Over the years he has participated in several photo-journalistic exhibitions and won prizes, including the first prize in the ‘Association of Iranian Photographer’s Competition’ in 1997. He has also worked with the AFP and other foreign news
agencies. He captures the less obvious happenings in the world around him, and makes them captivating by his humor.
Yalda Moaieri shows the bustling life of a shopping mall in Tehran. Her photos reveal the reverse side of Islamic society. Here the youth, broken free, rebel against conventions and exhibit their ‘Western’ preferences. Girls, carefree and made up, and boys in tight tee-shirts and Keanu Reeves glasses, showing their muscles, pass furtive glances, fix dates: here is the youth advertising its own ways of modern life.
Daughter of a photographer, Yalda Moaieri began learning her art at the age of 16. She was born in 1981. While working for news agencies, her camera explores the modern in an Islamic society. She brings out the tensions inherent in such conditions but treats them with freedom and humor.
Javad Montazeri concentrates on the behavior of the clerics. In his photographs we see turbaned heads in most unlikely places: reflected in surrounding glasses, meditating on a grey rug with green lines, riding a motorcycle, behind computers. Times seem to cross each other, or one encases the other, creating surprises, sometimes burlesque and absurd, but always fascinating.
Born in 1968, Javad Montazeri studied photography at Azad University of Tehran and has worked extensively for local and international news agencies including Reuters. He is recipient of a number of prizes in photography.
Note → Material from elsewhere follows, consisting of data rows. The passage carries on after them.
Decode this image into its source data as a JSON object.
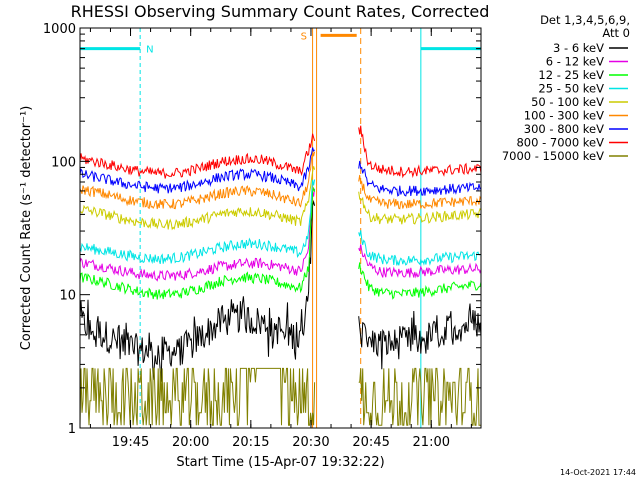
{
  "chart_data": {
    "type": "line",
    "title": "RHESSI Observing Summary Count Rates, Corrected",
    "xlabel": "Start Time (15-Apr-07 19:32:22)",
    "ylabel": "Corrected Count Rate (s⁻¹ detector⁻¹)",
    "yscale": "log",
    "ylim": [
      1,
      1000
    ],
    "xlim": [
      0,
      100
    ],
    "x_ticks": [
      "19:45",
      "20:00",
      "20:15",
      "20:30",
      "20:45",
      "21:00"
    ],
    "x_tick_minutes": [
      12.6,
      27.6,
      42.6,
      57.6,
      72.6,
      87.6
    ],
    "y_ticks": [
      "1",
      "10",
      "100",
      "1000"
    ],
    "legend_header": [
      "Det 1,3,4,5,6,9,",
      "Att 0"
    ],
    "footer_date": "14-Oct-2021 17:44",
    "markers": {
      "N": {
        "label": "N",
        "color": "#00e5e5",
        "bars": [
          [
            0,
            15
          ],
          [
            85,
            100
          ]
        ],
        "level": 700
      },
      "S": {
        "label": "S",
        "color": "#ff8800",
        "bars": [
          [
            60,
            69
          ]
        ],
        "level": 880
      }
    },
    "attenuator_gap": [
      58,
      70
    ],
    "series": [
      {
        "name": "3 - 6 keV",
        "color": "#000000",
        "x": [
          0,
          5,
          10,
          15,
          20,
          25,
          30,
          35,
          40,
          45,
          50,
          55,
          57,
          58,
          70,
          72,
          75,
          80,
          85,
          90,
          95,
          100
        ],
        "values": [
          6.2,
          5.2,
          4.3,
          3.8,
          3.7,
          3.8,
          4.8,
          6.2,
          6.8,
          6.2,
          5.4,
          4.7,
          10,
          50,
          5.2,
          4.5,
          4.3,
          4.3,
          4.6,
          5.2,
          5.8,
          6.3
        ]
      },
      {
        "name": "6 - 12 keV",
        "color": "#e500e5",
        "x": [
          0,
          5,
          10,
          15,
          20,
          25,
          30,
          35,
          40,
          45,
          50,
          55,
          57,
          58,
          70,
          72,
          75,
          80,
          85,
          90,
          95,
          100
        ],
        "values": [
          17.5,
          16.5,
          15.2,
          14.2,
          13.8,
          14,
          15,
          16.2,
          17,
          17.2,
          16.3,
          15,
          22,
          60,
          22,
          16.5,
          14.8,
          14.6,
          14.8,
          15.2,
          15.4,
          15.6
        ]
      },
      {
        "name": "12 - 25 keV",
        "color": "#00ff00",
        "x": [
          0,
          5,
          10,
          15,
          20,
          25,
          30,
          35,
          40,
          45,
          50,
          55,
          57,
          58,
          70,
          72,
          75,
          80,
          85,
          90,
          95,
          100
        ],
        "values": [
          13.5,
          12.6,
          11.5,
          10.5,
          10,
          10.2,
          11.2,
          12.6,
          13.5,
          13.2,
          12.2,
          11.2,
          16,
          60,
          16,
          11.3,
          10.4,
          10.1,
          10.4,
          11,
          11.5,
          12
        ]
      },
      {
        "name": "25 - 50 keV",
        "color": "#00e5e5",
        "x": [
          0,
          5,
          10,
          15,
          20,
          25,
          30,
          35,
          40,
          45,
          50,
          55,
          57,
          58,
          70,
          72,
          75,
          80,
          85,
          90,
          95,
          100
        ],
        "values": [
          23,
          21.5,
          20.2,
          19,
          18.5,
          19,
          20.5,
          22.5,
          24,
          24,
          22.5,
          20.5,
          28,
          70,
          28,
          20,
          18.5,
          18,
          18.3,
          18.8,
          19.3,
          19.8
        ]
      },
      {
        "name": "50 - 100 keV",
        "color": "#cccc00",
        "x": [
          0,
          5,
          10,
          15,
          20,
          25,
          30,
          35,
          40,
          45,
          50,
          55,
          57,
          58,
          70,
          72,
          75,
          80,
          85,
          90,
          95,
          100
        ],
        "values": [
          44,
          41,
          37.5,
          35,
          33.5,
          34,
          36.5,
          40,
          42.5,
          41.5,
          38.5,
          35,
          50,
          90,
          55,
          39,
          37,
          36.5,
          37.5,
          38.5,
          39.5,
          40.5
        ]
      },
      {
        "name": "100 - 300 keV",
        "color": "#ff8800",
        "x": [
          0,
          5,
          10,
          15,
          20,
          25,
          30,
          35,
          40,
          45,
          50,
          55,
          57,
          58,
          70,
          72,
          75,
          80,
          85,
          90,
          95,
          100
        ],
        "values": [
          62,
          58,
          53,
          49.5,
          47.5,
          48,
          52,
          57,
          60,
          59,
          54,
          48,
          70,
          110,
          72,
          51,
          48.5,
          47.5,
          48,
          49,
          50,
          51
        ]
      },
      {
        "name": "300 - 800 keV",
        "color": "#0000ff",
        "x": [
          0,
          5,
          10,
          15,
          20,
          25,
          30,
          35,
          40,
          45,
          50,
          55,
          57,
          58,
          70,
          72,
          75,
          80,
          85,
          90,
          95,
          100
        ],
        "values": [
          80,
          75,
          69,
          65,
          62.5,
          63.5,
          69,
          76,
          80,
          79,
          72,
          64,
          88,
          120,
          95,
          67,
          62,
          60,
          60.5,
          61.5,
          62.5,
          63.5
        ]
      },
      {
        "name": "800 - 7000 keV",
        "color": "#ff0000",
        "x": [
          0,
          5,
          10,
          15,
          20,
          25,
          30,
          35,
          40,
          45,
          50,
          55,
          57,
          58,
          70,
          72,
          75,
          80,
          85,
          90,
          95,
          100
        ],
        "values": [
          105,
          98,
          90,
          84,
          81,
          82,
          89,
          99,
          104,
          103,
          94,
          83,
          120,
          150,
          170,
          95,
          87,
          84,
          84.5,
          85.5,
          87,
          88
        ]
      },
      {
        "name": "7000 - 15000 keV",
        "color": "#808000",
        "x": [
          0,
          5,
          10,
          15,
          20,
          25,
          30,
          35,
          40,
          45,
          50,
          55,
          57,
          58,
          70,
          72,
          75,
          80,
          85,
          90,
          95,
          100
        ],
        "values": [
          2.2,
          1.9,
          1.7,
          1.6,
          1.5,
          1.6,
          2,
          2.4,
          2.6,
          2.4,
          2.1,
          1.8,
          1.7,
          1.7,
          1.7,
          1.6,
          1.6,
          1.7,
          1.8,
          1.9,
          2,
          2.1
        ]
      }
    ]
  }
}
His camera takes the viewers into the sanctuaries of Shi’ite learning bringing out the unexpected in the lives of ‘ talibahs’ (students of religious studies).
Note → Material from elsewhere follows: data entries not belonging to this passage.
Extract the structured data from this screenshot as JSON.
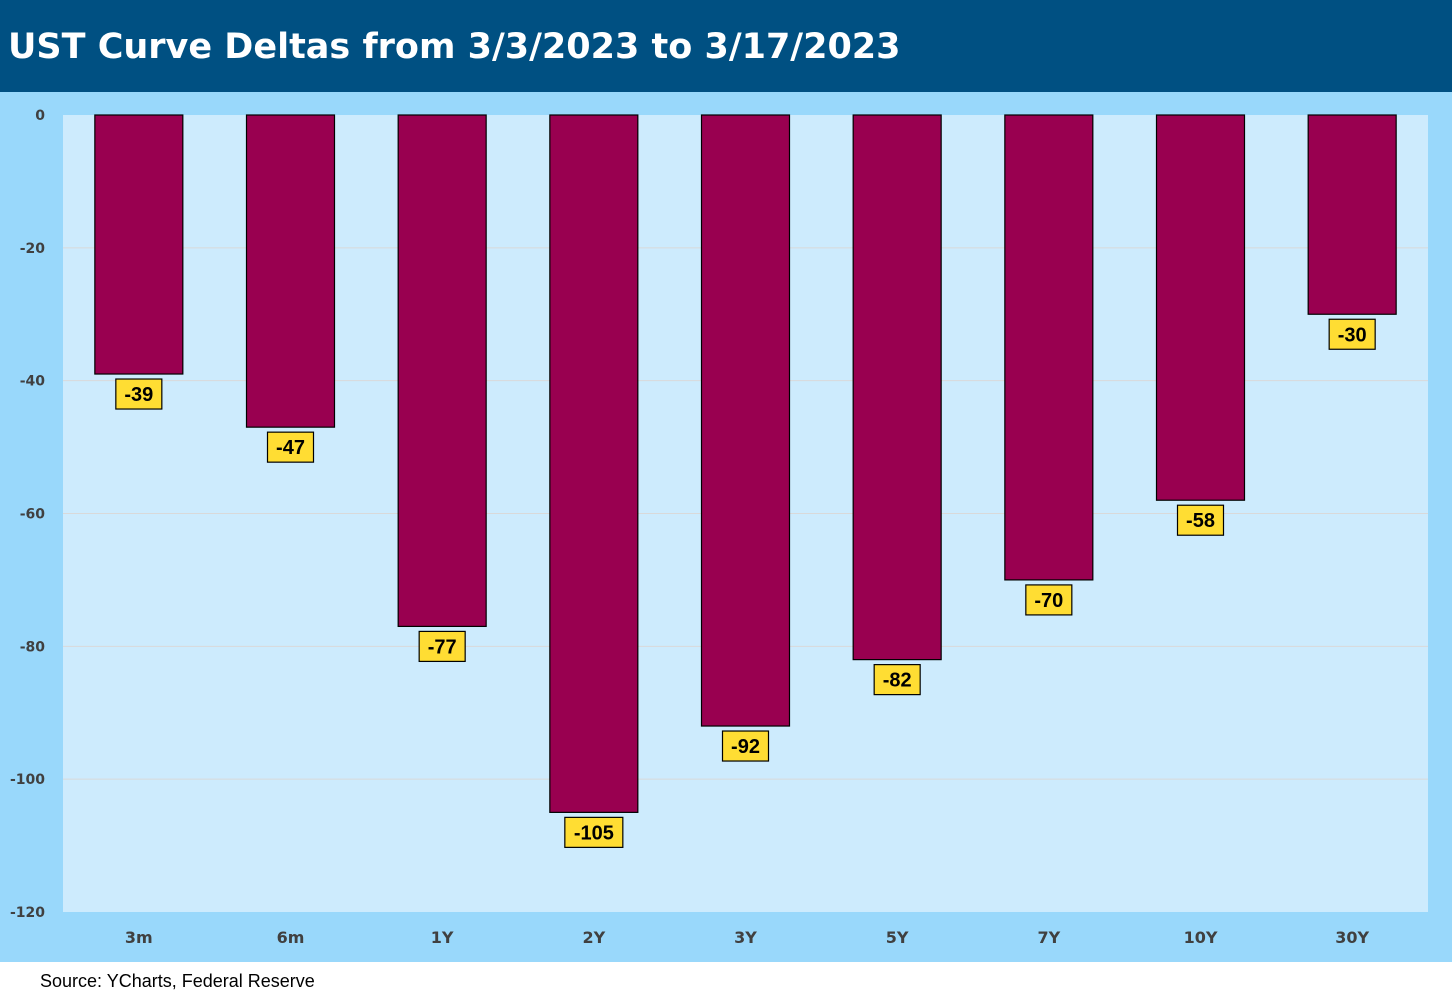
{
  "header": {
    "title": "UST Curve Deltas from 3/3/2023 to 3/17/2023"
  },
  "footer": {
    "source": "Source: YCharts, Federal Reserve"
  },
  "colors": {
    "header_bg": "#005082",
    "chart_bg": "#99d8fb",
    "plot_bg": "#cdebfd",
    "bar_fill": "#990050",
    "label_fill": "#ffdd33",
    "gridline": "#d9d9d9"
  },
  "chart_data": {
    "type": "bar",
    "title": "UST Curve Deltas from 3/3/2023 to 3/17/2023",
    "xlabel": "",
    "ylabel": "",
    "categories": [
      "3m",
      "6m",
      "1Y",
      "2Y",
      "3Y",
      "5Y",
      "7Y",
      "10Y",
      "30Y"
    ],
    "values": [
      -39,
      -47,
      -77,
      -105,
      -92,
      -82,
      -70,
      -58,
      -30
    ],
    "ylim": [
      -120,
      0
    ],
    "yticks": [
      0,
      -20,
      -40,
      -60,
      -80,
      -100,
      -120
    ],
    "grid": true,
    "legend": "none",
    "data_labels": true
  }
}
Omid Salehi relates the story of a ‘living martyr’, paralyzed and in a coma. The photographs begin like a screenplay with an empty wheelchair and end with the weeping eyes of a man reduced apparently to a vegetable life. In between one sees his parents affectionately around him, caring for him, washing him, combing his hair, like a child in a cradle. Salehi then takes on the billboards and paintings which cover the walls of the capital and tell conflicting stories. One of them shows an Islamic militant, who, almost angry, shouts slogans while women in ‘chadors’ indifferently do their shopping. In other photos there are women who move like shadows, black crows lost on a carpet and red arcades.
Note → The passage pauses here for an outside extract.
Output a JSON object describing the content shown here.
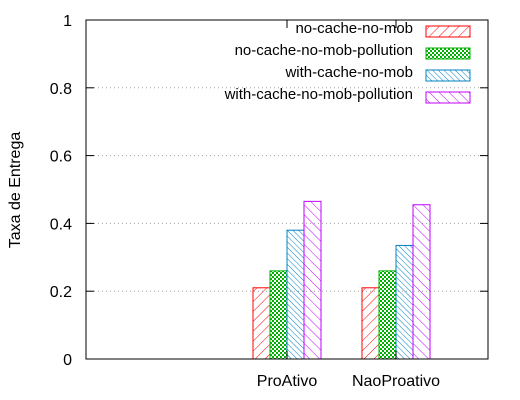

Born in 1972, Omid Salehi studied Graphic Arts in Iran. After graduation he worked for various Tehran dailies as well as a project for Iranian TV. He has won a number of first prizes for his photography. He searches the social and the extraordinary in the lives of the people in Iran. In the series presented here, he has found, says, the focus of all his efforts so far where the camera explores a tragic human condition within four walls of a house, portraying the pains as well as the dignity of a lower income family in Iran.
Hamideh Zolfaghari, like Arshia Kiani, focuses on ‘Ashoura’, bringing out the mass movement, green flags, and the rhythm in the flux of motions remembering the martyrdom of Imam Hussein. For this photographer, the image is far more eloquent than words. ‘An image conveys more emotion than a thousand words’, says she.
Born in 1959, Hamideh Zolfaghari studied photography at San Jose University and other institutions in the USA. She has participated in a number of group exhibitions as well as solo shows in Tehran and the USA and won the first prize at the 1989 ‘Third Annual Photography Exhibition of Iran’. In 1994, she co-authored with Nasrollah Kasraian the photo book ‘Tehran’. She has also worked as a photographer for UNICEF. In her work she documents the rituals of Persian life in sketches of ‘Ashoura’ as well as others such as village wedding ceremonies in a society in transition.